著名人が後押しコメント添えた1冊、高校生に20歳までの間貸し出し…「人生の節目に読み返して」
言葉で若者を応援しようと、宮崎県西都市で市内唯一の高校・県立妻高に通う生徒たちに、20歳までの数年間、本を1冊貸し出す取り組みが始まった。市出身の著名人らが「人生の選択に直面した時に読み返してほしい」と選んだ本で、メッセージも添えられている。「20歳を祝う会」で帰省する際の返却を想定しており、主催する市などは、地元に思いを寄せるきっかけにもなればと期待している。(浜崎大弥)
米良美一さん・オカリナさんらゆかりの人選書
県中央部に位置する西都市はピーマンをはじめとした施設園芸を中心に農業が盛んで、国特別史跡の西都原古墳群で知られる。市内に大学はなく、高校卒業とともに市外に転出する若者が多い。1960年に5万人を超えた人口は約2万7000人まで減り、高齢化率は39・5%(いずれも昨年10月時点)に上る。
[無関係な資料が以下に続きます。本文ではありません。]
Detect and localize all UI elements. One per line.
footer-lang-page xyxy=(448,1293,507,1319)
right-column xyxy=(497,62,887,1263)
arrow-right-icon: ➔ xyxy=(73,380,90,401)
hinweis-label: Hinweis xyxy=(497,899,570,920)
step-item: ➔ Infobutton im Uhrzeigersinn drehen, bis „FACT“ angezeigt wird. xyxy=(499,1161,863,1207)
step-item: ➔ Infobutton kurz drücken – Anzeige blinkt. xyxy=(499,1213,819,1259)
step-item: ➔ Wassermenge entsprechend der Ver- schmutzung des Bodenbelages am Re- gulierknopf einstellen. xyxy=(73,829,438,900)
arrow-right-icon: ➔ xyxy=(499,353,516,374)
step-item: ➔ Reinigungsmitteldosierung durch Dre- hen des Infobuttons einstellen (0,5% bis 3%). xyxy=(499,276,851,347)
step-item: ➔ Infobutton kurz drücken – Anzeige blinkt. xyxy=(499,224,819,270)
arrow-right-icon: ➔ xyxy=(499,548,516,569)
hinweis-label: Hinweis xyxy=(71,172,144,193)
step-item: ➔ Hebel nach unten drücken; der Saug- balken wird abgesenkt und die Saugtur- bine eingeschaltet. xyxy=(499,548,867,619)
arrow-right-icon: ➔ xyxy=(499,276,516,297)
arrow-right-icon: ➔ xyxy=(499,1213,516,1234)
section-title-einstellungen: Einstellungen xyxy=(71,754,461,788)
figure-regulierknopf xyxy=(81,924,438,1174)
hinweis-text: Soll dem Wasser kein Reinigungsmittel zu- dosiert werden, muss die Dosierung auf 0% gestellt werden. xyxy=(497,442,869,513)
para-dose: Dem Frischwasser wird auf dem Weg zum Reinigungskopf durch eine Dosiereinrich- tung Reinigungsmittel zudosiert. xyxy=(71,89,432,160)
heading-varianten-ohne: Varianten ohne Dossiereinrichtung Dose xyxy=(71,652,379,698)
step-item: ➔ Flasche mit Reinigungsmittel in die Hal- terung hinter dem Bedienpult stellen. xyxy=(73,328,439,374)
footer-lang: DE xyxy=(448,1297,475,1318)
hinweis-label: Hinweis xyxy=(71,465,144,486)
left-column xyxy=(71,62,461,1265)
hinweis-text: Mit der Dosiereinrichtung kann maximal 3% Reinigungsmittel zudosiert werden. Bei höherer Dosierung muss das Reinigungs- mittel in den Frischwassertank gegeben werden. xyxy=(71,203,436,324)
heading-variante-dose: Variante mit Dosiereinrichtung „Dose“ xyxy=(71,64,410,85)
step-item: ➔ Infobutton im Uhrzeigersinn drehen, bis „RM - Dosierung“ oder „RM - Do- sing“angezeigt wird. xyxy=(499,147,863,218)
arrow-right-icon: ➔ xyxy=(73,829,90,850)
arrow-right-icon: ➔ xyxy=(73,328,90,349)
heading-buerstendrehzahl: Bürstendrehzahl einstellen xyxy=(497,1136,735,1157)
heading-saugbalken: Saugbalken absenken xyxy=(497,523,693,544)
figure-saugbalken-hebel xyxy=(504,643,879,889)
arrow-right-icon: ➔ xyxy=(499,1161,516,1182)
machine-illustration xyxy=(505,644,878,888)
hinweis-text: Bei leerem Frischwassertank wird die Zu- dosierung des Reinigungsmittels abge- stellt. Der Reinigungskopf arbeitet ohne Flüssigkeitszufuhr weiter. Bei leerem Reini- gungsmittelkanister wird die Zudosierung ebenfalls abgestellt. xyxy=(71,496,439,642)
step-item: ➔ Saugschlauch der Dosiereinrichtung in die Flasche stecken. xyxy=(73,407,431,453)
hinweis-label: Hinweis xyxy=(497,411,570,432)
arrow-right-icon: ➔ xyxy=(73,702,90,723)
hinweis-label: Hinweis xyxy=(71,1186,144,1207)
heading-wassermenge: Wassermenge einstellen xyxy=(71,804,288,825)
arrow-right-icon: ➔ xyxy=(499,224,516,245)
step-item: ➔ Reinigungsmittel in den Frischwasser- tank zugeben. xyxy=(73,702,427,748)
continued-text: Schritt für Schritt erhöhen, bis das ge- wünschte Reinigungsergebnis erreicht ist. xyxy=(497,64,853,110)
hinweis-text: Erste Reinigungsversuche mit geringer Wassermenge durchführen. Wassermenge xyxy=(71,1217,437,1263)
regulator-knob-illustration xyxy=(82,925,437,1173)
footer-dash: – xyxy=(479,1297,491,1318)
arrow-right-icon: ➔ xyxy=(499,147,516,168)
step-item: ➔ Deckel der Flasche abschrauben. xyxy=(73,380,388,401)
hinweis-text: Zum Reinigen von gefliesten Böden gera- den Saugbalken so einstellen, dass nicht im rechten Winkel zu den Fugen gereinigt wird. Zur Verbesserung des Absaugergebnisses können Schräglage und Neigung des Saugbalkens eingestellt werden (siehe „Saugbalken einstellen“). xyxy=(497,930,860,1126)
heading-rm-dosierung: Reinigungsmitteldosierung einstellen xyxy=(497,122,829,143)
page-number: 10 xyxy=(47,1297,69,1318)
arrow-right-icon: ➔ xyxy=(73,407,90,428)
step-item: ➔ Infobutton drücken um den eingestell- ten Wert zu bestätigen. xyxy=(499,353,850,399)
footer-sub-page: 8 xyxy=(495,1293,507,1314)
「18歳の図書館」と名付けた今回の取り組みは、市内への移住を考える人らへの応援プロジェクトを進める一般社団法人「まちづくり西都KOKOKARA」と市が企画。「日本一長い貸し出し期間」と銘打っている。
市出身のカウンターテナー歌手米良美一さんやお笑いコンビ「おかずクラブ」のオカリナさんをはじめ、市にゆかりがある人を中心に、Jリーガーや元アイドル、パイロット、農家ら約60人が選んだ約250種類の本を用意した。
本はタイトルや著者がわからないよう1冊ずつブックカバーで覆い、背表紙に選者が付けたキーワードが記されている。例えば「無理をして生きてきた人」(加藤諦三著、PHP新書)という本のキーワードは「幸せになるために読む本」といった具合だ。ほかにも「心をタフにする本」「夢を追い続けたくなる本」「肩の力を抜く本」といったキーワードが並ぶ。本にはまた、「常に微笑(ほほえ)みを絶やさないこと。運も人気も集まってきて、必ず助けてくれる」などと選者が生徒に向けて寄せたコメントを印字したしおりが、1冊ずつ挟まれている。
将来の自分へ手紙
貸し出す対象は妻高の2、3年生約230人で、貸し出しに合わせて、将来の自分に向けた手紙を書いてもらうこともこの取り組みの特徴。高校時代の自分の心のうちや、なぜその本を選んだのかなどをつづってもらう。